In short, within four hours of any meal, nutrients stop being carried to your hair. So, if you want to up your hair health, a consistent supply of snacks, rather than three distinct large meals, might be your answer.

“As hair is non-essential tissue, it’s the last part of our body to benefit from what we eat and the first to suffer when our diet is lacking. A balanced diet containing all essential food groups is therefore essential,” says Anabel.

Before you stock up on Oreos, check out her recommended snacks:

“My favorites are kale and quinoa crackers, rice cakes topped with smoked salmon, pears, popcorn, tortilla chips with guacamole and honey oat granola bars.”

Best food for hair growth

Fitting with the classic advice that breakfast is the most important meal of the day, Anabel emphasizes the importance of a hearty, nutritious breakfast and lunch.

“Breakfast and lunch are the most important meals of the day for your hair, as it’s when energy requirements are at their highest. The perfect breakfast: Smashed avocado on toast with two poached eggs and a side of fresh berries. The perfect lunch: A mixed salad with salmon and new potatoes and a side of fruit.”

Which nutrients are best for hair overall?

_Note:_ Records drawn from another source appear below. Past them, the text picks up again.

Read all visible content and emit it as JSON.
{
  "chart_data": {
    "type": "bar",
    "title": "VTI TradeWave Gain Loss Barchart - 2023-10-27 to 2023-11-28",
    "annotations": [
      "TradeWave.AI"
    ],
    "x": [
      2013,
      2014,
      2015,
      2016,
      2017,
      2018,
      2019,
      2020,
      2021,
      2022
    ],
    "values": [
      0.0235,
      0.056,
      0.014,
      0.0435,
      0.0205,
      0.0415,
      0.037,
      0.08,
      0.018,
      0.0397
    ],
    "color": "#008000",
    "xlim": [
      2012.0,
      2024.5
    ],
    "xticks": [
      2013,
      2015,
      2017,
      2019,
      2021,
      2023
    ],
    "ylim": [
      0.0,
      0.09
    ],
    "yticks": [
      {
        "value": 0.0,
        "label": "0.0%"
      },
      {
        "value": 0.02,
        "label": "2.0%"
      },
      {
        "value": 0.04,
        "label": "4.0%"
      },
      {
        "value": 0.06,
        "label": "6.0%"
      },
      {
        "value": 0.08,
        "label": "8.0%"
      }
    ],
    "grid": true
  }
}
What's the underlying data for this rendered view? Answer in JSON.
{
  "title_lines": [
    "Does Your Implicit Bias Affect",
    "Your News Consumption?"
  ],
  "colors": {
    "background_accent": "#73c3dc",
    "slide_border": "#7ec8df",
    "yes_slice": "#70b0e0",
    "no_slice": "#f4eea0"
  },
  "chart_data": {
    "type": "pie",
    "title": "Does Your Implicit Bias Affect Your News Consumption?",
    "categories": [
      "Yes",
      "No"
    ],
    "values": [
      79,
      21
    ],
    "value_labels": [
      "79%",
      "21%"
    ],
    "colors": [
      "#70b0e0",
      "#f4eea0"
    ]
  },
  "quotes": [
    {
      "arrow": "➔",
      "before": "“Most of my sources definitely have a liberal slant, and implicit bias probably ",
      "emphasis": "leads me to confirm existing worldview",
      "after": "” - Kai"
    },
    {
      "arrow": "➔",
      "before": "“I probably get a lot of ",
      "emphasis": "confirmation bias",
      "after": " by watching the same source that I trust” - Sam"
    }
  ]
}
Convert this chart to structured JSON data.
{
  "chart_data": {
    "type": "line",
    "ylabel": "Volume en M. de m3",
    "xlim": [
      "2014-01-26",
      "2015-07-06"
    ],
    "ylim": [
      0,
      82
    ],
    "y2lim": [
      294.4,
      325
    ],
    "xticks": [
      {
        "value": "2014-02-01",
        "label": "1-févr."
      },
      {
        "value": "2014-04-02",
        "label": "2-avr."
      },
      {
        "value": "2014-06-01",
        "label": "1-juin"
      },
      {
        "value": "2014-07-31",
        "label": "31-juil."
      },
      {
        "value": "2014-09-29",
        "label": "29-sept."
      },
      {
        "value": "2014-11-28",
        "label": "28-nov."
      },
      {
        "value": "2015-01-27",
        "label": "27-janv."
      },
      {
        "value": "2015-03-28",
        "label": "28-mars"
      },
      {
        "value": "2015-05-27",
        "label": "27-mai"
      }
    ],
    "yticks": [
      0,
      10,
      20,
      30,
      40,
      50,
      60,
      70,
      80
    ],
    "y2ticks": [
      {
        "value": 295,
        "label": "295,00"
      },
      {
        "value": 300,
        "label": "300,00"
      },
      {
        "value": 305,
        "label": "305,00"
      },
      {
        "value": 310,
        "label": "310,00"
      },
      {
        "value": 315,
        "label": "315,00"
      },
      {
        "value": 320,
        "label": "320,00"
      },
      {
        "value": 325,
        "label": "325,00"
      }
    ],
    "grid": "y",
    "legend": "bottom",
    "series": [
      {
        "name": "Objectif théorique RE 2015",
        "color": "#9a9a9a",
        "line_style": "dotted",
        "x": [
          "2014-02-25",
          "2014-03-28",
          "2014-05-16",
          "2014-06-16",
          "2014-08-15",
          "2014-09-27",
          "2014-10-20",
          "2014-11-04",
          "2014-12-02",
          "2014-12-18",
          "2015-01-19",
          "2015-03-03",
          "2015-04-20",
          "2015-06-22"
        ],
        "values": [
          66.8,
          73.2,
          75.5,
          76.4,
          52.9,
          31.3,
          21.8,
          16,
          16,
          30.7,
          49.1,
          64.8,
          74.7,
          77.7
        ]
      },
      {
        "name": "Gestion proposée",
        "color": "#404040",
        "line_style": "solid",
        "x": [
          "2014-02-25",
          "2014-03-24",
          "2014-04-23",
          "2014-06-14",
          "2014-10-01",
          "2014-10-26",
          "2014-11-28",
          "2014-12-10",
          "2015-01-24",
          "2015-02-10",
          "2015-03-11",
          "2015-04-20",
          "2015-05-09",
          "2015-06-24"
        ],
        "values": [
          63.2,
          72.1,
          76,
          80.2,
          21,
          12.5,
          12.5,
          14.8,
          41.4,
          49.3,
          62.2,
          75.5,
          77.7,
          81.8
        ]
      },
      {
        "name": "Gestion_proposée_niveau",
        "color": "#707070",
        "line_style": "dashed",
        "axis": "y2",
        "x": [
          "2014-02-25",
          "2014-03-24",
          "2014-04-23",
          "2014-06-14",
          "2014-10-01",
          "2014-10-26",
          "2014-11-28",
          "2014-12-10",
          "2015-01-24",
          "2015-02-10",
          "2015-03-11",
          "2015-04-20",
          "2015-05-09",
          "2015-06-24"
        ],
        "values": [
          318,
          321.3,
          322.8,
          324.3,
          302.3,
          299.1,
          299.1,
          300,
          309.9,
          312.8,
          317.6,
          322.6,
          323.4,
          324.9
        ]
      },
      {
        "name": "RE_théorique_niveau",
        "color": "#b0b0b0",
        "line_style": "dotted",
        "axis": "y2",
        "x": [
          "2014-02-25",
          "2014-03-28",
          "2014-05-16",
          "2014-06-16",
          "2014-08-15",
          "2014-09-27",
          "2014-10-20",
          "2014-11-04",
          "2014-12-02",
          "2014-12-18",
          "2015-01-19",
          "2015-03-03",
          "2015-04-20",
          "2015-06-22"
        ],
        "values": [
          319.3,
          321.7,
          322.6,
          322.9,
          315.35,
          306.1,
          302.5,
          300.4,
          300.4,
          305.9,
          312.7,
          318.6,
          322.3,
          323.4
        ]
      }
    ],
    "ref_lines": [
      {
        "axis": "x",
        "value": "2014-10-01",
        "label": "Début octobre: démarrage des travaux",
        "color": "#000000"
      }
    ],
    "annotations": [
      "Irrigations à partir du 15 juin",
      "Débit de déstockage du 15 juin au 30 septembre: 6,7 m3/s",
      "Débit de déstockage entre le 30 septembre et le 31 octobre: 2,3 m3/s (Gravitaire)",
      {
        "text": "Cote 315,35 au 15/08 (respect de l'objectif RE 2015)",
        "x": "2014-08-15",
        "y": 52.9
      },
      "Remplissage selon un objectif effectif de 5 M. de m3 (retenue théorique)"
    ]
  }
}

Anabel says that if she were to choose just three food groups to focus on for healthy hair, she would pick protein, foods rich in iron and complex carbohydrates. Here’s her breakdown:

Protein:

“Your hair is made of protein, and protein-rich foods help to ensure strands are strong. Great examples are eggs, fish, lean meat and low-fat cottage cheese. For vegans/vegetarians, almonds, quinoa and tofu are good options. In terms of how much protein you should eat, add around a palm sized portion to your breakfast and lunch.”

Complex Carbohydrates:
“Hair cells are the second fastest growing cells the body produces, meaning they require a steady supply of energy to grow. Complex carbohydrates provide a slow and sustained release of energy.”

Iron:
“Ferritin (stored iron) helps to keep hair in the growth phase. The best sources of iron are red meats … If you do not eat red meat, or already have low iron levels, take an iron supplement.”